Multi-frequency passive microwave emissions from the Greenland Ice Sheet are known to be sensitive to the presence of liquid water at different depths. Here we derive the upper depth of the wet layer on the ice sheet—henceforth referred to as the depth of liquid water (DLW)—from brightness temperature (BT) observations at 1.4, 6.9, 10.7, and 18.7 GHz from the Soil Moisture and Ocean Salinity (SMOS) satellite and Advanced Microwave Scanning Radiometers (AMSR-E, AMSR2), combined with snow and radiative transfer modeling and machine learning.
First, to understand the response of multi-frequency TB to the presence of liquid water in the snow, we build the following simulation catalogue. The GEUS snow model (Vandecrux et al., 2018, 2020a, 2020b) was run at 19 sites in the accumulation area of the Greenland Ice Sheet using the Copernicus Arctic Regional Reanalysis (CARRA) as forcing. The Snow Microwave Radiative Transfer (SMRT) model from Picard et al. (2018) calculated the daily (6 AM) brightness temperature (TB) at four frequencies using as input the simulated profiles of snow temperature, density, and grain size from the GEUS snow model. The coupling between these two models was optimized through the adjustment of two parameters for each site and each year. First, the number of pure ice layers to be considered in the SMRT input—based on the ice content simulated by the GEUS snow model—was optimized to maximize the match between observed and simulated winter vertically polarized TB at 1.4 GHz. Then, a multiplicative correction factor applied to the GEUS snow model's simulated grain diameter was also optimized each year and at each site to maximize the match between observed and simulated vertically polarized TB at 6.9, 10.7, and 18.7 GHz.
Then we train an ensemble of 14 random forest (RF) models on this simulation catalogue, each RF model leaving one year out of the data. As input, the RF models take the vertically polarized BT at our four frequencies of interest, along with the same TB normalized between the preceding winter TB and 273.15 K (i.e., TB_norm = 0 if TB = TB_winter and TB_norm = 1 if TB = 273.15). Once trained, the RF model ensemble provides a prediction of the DLW and an evaluation of its uncertainty: DLW_std, the ensemble's standard deviation for a given prediction. We recommend discarding retrievals with DLW_std > 1. To ensure that values are only retrieved when water is detected on the ice sheet, we only consider times and pixels when the surface wetness maps from Zeiger et al. (2024) derived from both vertically and horizontally polarized TB at 1.4 GHz, indicate water at or below the surface.
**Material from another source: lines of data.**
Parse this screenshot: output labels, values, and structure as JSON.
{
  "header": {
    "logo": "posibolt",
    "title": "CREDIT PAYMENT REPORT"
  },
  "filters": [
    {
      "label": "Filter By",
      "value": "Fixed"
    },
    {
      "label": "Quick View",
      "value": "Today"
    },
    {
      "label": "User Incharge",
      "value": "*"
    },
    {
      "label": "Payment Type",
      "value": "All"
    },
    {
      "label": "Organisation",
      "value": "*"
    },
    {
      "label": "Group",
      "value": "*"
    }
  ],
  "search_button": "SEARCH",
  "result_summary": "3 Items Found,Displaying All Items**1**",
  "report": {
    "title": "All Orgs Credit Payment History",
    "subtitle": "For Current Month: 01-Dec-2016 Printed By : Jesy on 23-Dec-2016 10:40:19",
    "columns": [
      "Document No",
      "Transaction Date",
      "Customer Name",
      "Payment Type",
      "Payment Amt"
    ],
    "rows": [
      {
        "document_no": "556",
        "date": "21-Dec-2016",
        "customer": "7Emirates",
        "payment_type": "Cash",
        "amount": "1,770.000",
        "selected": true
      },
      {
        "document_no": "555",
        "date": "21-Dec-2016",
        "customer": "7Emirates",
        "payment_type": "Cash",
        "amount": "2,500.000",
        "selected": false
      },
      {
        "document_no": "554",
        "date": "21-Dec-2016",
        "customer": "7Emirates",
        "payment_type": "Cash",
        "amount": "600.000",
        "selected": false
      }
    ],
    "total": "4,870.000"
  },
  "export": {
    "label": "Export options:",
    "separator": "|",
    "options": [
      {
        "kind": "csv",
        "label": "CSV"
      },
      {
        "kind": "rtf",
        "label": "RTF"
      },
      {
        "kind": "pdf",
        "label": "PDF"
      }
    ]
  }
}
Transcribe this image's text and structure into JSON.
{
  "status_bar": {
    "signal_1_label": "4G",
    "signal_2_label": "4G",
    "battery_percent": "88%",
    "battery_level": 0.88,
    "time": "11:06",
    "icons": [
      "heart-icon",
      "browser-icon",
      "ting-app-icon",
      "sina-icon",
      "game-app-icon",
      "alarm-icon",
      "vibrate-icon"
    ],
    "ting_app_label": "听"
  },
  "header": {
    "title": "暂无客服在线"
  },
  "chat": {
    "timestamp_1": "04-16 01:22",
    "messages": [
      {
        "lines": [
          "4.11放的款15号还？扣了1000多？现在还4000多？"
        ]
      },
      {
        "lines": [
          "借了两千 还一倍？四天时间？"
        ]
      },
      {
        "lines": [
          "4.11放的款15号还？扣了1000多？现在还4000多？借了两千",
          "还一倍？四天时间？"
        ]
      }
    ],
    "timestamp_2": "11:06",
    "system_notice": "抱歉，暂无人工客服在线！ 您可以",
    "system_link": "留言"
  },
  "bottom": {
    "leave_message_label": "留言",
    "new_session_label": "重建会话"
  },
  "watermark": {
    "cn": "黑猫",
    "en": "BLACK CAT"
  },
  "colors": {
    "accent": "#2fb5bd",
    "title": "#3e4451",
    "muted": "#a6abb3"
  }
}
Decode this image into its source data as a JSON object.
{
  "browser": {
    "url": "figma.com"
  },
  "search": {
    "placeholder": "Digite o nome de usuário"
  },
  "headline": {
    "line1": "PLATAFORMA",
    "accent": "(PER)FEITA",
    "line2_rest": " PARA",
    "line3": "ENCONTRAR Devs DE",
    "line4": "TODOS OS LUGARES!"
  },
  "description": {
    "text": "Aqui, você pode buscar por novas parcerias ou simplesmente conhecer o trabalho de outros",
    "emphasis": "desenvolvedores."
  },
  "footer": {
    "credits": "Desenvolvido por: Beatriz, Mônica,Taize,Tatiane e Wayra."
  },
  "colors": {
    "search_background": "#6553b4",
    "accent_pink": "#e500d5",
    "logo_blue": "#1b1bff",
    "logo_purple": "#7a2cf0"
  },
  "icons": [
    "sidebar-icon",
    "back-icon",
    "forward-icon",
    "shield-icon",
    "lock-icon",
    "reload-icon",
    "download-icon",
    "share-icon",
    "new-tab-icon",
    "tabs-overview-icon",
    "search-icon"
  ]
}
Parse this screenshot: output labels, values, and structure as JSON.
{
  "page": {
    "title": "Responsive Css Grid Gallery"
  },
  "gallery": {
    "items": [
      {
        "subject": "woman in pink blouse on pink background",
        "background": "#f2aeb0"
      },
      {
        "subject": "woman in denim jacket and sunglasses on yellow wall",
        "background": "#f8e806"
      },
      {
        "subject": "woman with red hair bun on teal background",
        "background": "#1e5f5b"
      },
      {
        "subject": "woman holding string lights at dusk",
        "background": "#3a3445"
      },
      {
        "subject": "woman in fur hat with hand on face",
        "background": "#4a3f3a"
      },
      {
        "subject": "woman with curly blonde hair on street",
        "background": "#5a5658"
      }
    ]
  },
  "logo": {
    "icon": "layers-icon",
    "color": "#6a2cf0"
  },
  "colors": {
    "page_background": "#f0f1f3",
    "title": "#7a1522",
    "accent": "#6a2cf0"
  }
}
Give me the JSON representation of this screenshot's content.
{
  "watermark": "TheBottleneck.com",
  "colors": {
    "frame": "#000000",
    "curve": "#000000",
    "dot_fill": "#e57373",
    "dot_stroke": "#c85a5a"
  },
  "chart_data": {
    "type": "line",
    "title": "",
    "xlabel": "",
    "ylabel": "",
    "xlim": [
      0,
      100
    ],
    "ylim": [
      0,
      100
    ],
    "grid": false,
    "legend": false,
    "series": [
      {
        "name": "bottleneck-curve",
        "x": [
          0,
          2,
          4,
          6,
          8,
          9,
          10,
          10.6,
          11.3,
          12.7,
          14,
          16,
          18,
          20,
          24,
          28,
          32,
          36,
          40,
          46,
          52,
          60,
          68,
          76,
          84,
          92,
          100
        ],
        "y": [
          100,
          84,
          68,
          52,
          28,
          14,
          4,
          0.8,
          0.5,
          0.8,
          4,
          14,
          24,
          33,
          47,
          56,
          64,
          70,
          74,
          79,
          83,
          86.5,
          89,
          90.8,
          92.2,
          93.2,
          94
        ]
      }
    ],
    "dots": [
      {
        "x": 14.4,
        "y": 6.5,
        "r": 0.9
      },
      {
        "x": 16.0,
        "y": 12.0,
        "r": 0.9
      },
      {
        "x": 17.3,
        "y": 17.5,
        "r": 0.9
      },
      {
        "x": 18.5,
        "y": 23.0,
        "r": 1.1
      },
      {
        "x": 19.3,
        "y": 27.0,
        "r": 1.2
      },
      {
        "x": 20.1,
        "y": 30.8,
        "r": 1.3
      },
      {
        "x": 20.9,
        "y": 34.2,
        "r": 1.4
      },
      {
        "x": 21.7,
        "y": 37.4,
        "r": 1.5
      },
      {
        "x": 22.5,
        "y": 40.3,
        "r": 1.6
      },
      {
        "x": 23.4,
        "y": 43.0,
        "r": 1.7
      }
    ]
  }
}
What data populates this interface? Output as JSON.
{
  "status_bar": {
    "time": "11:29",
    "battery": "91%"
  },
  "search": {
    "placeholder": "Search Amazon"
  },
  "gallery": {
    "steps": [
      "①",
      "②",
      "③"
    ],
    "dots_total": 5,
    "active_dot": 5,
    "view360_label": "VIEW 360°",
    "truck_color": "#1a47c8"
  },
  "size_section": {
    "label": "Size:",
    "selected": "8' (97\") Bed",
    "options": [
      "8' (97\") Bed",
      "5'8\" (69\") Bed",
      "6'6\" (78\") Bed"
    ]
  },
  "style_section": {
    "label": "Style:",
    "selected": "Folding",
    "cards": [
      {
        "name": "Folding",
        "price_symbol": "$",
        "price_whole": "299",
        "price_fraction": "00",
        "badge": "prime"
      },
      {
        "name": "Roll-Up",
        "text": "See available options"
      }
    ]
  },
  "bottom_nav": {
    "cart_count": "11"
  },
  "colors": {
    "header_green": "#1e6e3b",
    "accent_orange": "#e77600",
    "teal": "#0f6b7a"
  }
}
Please refer to, and cite:
Vandecrux, B., Picard, G., Zeiger, P., Leduc-Leballeur, M., Colliander, A., Hossan, A., & Ahlstrøm, A. (submitted). Estimating the depth of subsurface water on the Greenland Ice Sheet using multi-frequency passive microwave remote sensing, radiative transfer modeling, and machine learning. Remote Sensing of Environment.
This dataset was produced under the European Space Agency Climate Change Initiative research fellowship Water Under Snow Cover.